A swing factor that could be keeping EM flows up is opportunistic traders. There is a school of thought that the only way to make money in emerging markets is by trading, not investing. Critics of the long-term buy-and-hold EM philosophy will point to the fact that over the past decade, the MSCI Emerging Markets Index has produced nothing for investors. That argument can be flipped by the fact that emerging markets are by nature more volatile than developed markets, and over the past 15 years EM has produced double-digit returns.
Colas said in a recent research note that the EM index doubled in two years after its 2009 lows, and from the start of 2016 to January 2018, it rose by just over 60 percent. That led him to the conclusion that EM works best as a trade — for investors willing to consider a one- to two-year period as a trade — "when the global economy is either recovering from a crisis (2009–2011) or set to accelerate (2016–early 2018). Otherwise, they can be frustrating "economy of the future" investments.
The trade vs. buy debate is far from decided, and one ETF flows figure that stands out this year is the iShares MSCI Turkey ETF (TUR). Turkey, which precipitated current fears of an EM contagion, has positive flows this quarter of over $200 million and is positive for the year, even as the Turkey ETF is down 34 percent this quarter and over 50 percent this year. For the year, the MSCI Emerging Markets Index is down about 9 percent and the FTSE Emerging Markets Index is down about 10 percent.
There may be at least one sign that self-directed investors are more skittish, at least on the margins. While the iShares main EM stock ETF has seen continued strong flows, the Vanguard FTSE Emerging Markets ETF (VWO) has experienced outflows of near-$600 million in this quarter. "Many advisors use iShares core ETFs as building blocks, whereas Vanguard remains very popular among 'do-it-yourself' investors," Mishra said.
The MSCI EM index has also done better than the FTSE index used by Vanguard.
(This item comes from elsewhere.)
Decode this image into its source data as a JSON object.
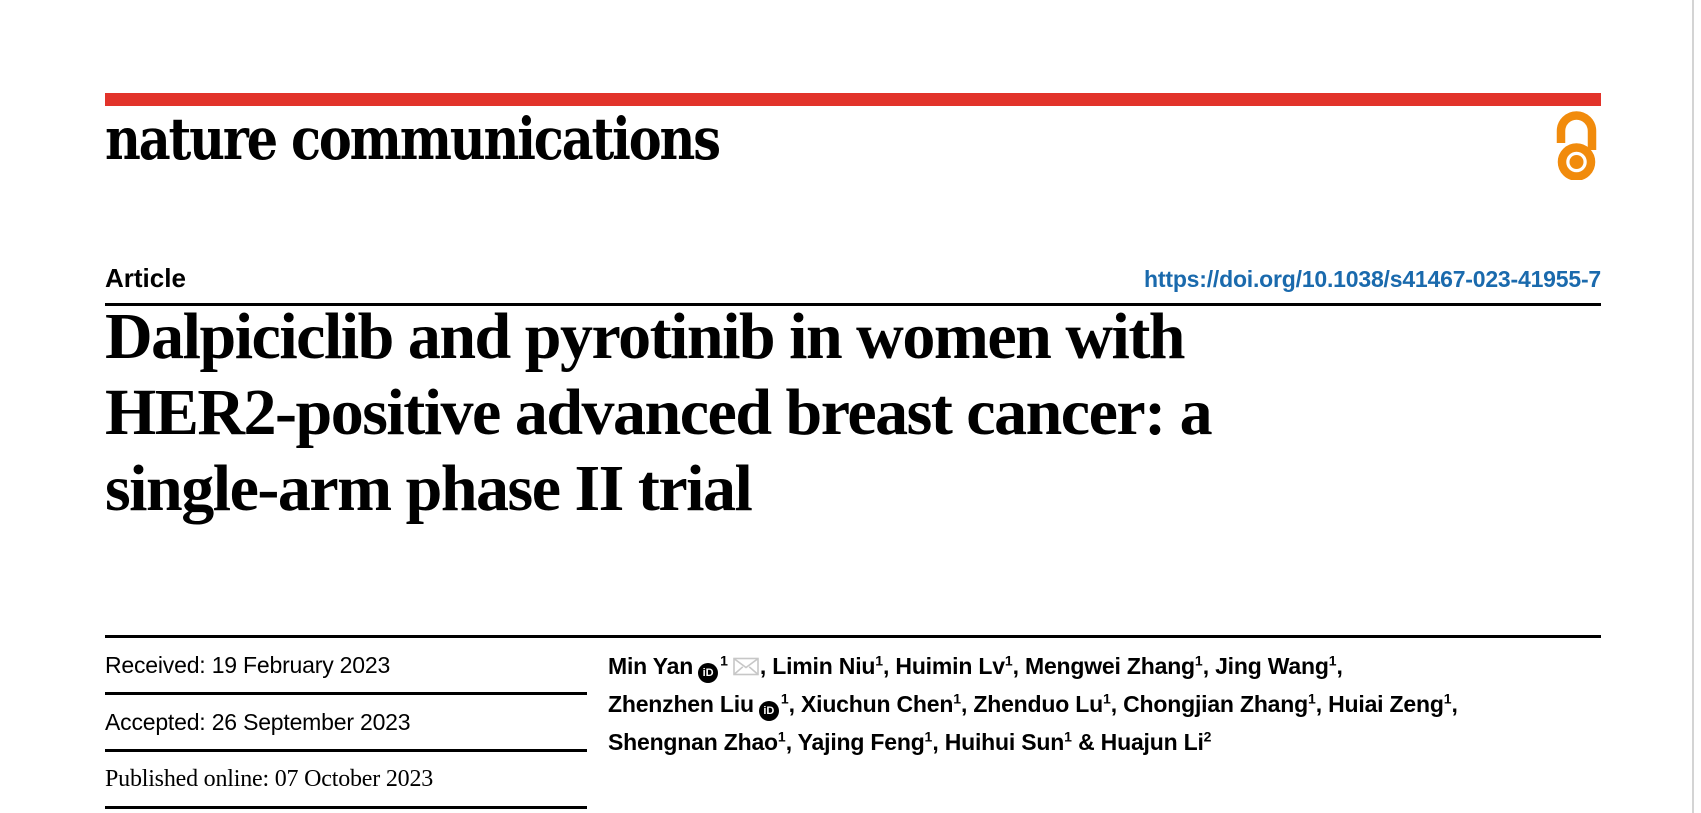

Since the start of 2017, VWO has gained about 20 percent,whereas IEMG and EEM are up more than 25 percent, according to Zacks.
Over the past month, all three have gained assets (though minuscule for VWO), but suggests that maybe longer-term focused investors are willing to step in and buy the dip now.
Boneparth said there is ultimately only one way to test the theory that long-term investors are proving to be wise and will stick to their guns. "I hope that doesn't happen," he said.